The research found that as Europe’s population continues to age, infections caused by so-called “superbugs” will become increasingly common and dangerous. Antimicrobial resistance (AMR) occurs when bacteria evolve to the point where antibiotics are no longer effective, leading to harder-to-treat infections. Globally, these resistant pathogens already kill around one million people each year.

The study projected that rates of drug-resistant infections will climb steadily through 2030, with significant variations depending on the country, gender, age group, and specific bacteria-antibiotic combinations. Overall, the increase in bloodstream infections is expected to range from 22.2 percent for Streptococcus pneumoniae infections among women to 61.5 percent for Klebsiella pneumoniae infections among men.

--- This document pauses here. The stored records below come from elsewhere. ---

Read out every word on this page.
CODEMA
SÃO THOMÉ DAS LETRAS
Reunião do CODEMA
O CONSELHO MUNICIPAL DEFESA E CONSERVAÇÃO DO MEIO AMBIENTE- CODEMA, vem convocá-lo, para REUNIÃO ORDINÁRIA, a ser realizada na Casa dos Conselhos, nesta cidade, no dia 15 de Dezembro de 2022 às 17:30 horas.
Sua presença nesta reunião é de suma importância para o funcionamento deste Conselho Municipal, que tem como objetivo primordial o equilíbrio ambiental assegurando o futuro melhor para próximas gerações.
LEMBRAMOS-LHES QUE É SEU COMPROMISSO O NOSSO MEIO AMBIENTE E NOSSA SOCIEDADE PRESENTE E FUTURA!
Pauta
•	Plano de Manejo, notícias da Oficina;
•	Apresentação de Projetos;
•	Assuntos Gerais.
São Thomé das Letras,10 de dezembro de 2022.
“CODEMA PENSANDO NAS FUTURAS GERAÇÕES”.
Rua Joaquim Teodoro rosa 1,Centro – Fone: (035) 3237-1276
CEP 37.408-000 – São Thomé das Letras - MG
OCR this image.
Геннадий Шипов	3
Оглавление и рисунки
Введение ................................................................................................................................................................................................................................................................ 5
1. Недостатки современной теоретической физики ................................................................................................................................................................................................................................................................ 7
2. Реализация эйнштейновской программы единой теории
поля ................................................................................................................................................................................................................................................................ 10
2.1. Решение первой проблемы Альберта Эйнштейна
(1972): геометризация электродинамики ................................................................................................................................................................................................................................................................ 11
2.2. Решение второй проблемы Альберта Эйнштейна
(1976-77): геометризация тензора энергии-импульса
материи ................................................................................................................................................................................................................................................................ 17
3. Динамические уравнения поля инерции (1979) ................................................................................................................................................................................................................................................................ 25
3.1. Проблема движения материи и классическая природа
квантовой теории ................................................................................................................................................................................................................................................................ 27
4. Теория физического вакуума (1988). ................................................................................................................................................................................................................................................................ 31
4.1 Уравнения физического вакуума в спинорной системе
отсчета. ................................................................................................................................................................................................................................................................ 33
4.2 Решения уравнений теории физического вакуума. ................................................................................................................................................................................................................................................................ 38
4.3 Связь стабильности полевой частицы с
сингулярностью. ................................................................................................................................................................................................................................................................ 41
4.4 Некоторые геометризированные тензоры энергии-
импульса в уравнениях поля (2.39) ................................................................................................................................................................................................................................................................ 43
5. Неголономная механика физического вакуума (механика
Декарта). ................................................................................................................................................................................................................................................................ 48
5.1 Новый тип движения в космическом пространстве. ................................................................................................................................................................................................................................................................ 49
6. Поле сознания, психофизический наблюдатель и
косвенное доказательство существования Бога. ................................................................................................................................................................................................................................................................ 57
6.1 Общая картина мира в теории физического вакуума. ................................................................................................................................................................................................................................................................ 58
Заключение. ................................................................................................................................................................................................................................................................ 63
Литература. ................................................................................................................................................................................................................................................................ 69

The analysis also found that men are likely to experience higher infection rates than women for six of the eight bacterial types examined. The uptick will have a greater impact on older adults, particularly those aged 74 and above, who are more vulnerable to severe complications such as sepsis when bloodstream infections occur.

“Our study shows that the future burden of drug-resistant infections won’t be uniform,” said Gwenan Knight, senior author of the study and co-director of the Antimicrobial Resistance Centre at the London School of Hygiene & Tropical Medicine. “Age and sex are still rarely considered in antimicrobial resistance projections, yet they make a real difference to who is most affected.”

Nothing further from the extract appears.